Add performace metrics into phi3 C example. (#928)

microsoft · Sep 26, 2024 · 7013224 · 7013224
1 parent 708e677
commit 7013224
Showing 1 changed file with 96 additions and 2 deletions.
diff --git a/examples/c/src/phi3.cpp b/examples/c/src/phi3.cpp
@@ -1,10 +1,68 @@
 // Copyright (c) Microsoft Corporation. All rights reserved.

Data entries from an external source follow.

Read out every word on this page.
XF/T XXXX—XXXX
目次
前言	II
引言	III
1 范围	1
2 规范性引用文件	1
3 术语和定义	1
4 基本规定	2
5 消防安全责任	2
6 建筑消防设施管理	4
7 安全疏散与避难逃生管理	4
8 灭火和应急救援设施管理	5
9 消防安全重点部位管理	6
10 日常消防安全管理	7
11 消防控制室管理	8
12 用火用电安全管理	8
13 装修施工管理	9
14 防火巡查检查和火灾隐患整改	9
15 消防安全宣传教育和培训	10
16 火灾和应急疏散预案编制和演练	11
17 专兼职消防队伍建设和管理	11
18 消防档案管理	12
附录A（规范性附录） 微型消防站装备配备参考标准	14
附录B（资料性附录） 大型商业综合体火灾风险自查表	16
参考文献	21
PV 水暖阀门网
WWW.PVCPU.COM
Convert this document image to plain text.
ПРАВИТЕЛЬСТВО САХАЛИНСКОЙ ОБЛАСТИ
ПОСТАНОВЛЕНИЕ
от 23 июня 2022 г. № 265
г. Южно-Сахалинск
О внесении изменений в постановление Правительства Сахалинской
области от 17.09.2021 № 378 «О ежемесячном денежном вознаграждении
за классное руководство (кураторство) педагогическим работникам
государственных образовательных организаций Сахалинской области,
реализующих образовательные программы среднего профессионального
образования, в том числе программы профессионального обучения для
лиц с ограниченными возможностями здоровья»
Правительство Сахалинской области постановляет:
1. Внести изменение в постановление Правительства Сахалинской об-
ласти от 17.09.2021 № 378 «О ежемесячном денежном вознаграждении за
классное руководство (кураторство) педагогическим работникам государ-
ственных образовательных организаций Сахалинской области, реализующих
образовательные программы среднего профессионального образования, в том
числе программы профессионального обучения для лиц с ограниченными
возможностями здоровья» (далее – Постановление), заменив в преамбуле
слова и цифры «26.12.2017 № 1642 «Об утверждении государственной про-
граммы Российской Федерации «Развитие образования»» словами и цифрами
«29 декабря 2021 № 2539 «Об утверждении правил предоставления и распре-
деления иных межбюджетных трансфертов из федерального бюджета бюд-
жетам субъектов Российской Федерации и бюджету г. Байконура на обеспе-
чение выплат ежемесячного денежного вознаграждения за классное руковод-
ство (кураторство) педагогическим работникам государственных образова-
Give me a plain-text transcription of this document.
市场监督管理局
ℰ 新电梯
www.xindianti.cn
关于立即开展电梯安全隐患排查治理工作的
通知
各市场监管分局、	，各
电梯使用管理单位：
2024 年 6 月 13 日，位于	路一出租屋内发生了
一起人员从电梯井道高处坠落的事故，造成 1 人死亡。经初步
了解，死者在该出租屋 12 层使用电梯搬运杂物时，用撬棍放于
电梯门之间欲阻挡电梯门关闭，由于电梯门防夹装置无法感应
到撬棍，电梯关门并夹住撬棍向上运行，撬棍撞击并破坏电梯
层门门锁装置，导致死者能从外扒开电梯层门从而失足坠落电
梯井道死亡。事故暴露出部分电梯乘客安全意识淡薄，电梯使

 // Licensed under the MIT License.
 
+#include <cassert>
+#include <chrono>
+#include <iomanip>
 #include <iostream>
 #include <string>
 #include "ort_genai.h"
 
+using Clock = std::chrono::high_resolution_clock;
+using TimePoint = std::chrono::time_point<Clock>;
+using Duration = std::chrono::duration<double>;
+
+// `Timing` is a utility class for measuring performance metrics.
+class Timing {
+ public:
+  Timing(const Timing&) = delete;
+  Timing& operator=(const Timing&) = delete;
+
+  Timing() = default;
+
+  ~Timing() = default;
+
+  void RecordStartTimestamp() {
+    assert(start_timestamp_.time_since_epoch().count() == 0);
+    start_timestamp_ = Clock::now();
+  }
+
+  void RecordFirstTokenTimestamp() {
+    assert(first_token_timestamp_.time_since_epoch().count() == 0);
+    first_token_timestamp_ = Clock::now();
+  }
+
+  void RecordEndTimestamp() {
+    assert(end_timestamp_.time_since_epoch().count() == 0);
+    end_timestamp_ = Clock::now();
+  }
+
+  void Log(const int prompt_tokens_length, const int new_tokens_length) {
+    assert(start_timestamp_.time_since_epoch().count() != 0);
+    assert(first_token_timestamp_.time_since_epoch().count() != 0);
+    assert(end_timestamp_.time_since_epoch().count() != 0);
+
+    Duration prompt_time = (first_token_timestamp_ - start_timestamp_);
+    Duration run_time = (end_timestamp_ - first_token_timestamp_);
+
+    const auto default_precision{std::cout.precision()};
+    std::cout << std::endl;
+    std::cout << "-------------" << std::endl;
+    std::cout << std::fixed << std::showpoint << std::setprecision(2)
+              << "Prompt length: " << prompt_tokens_length << ", New tokens: " << new_tokens_length
+              << ", Time to first: " << prompt_time.count() << "s"
+              << ", Prompt tokens per second: " << prompt_tokens_length / prompt_time.count() << " tps"
+              << ", New tokens per second: " << new_tokens_length / run_time.count() << " tps"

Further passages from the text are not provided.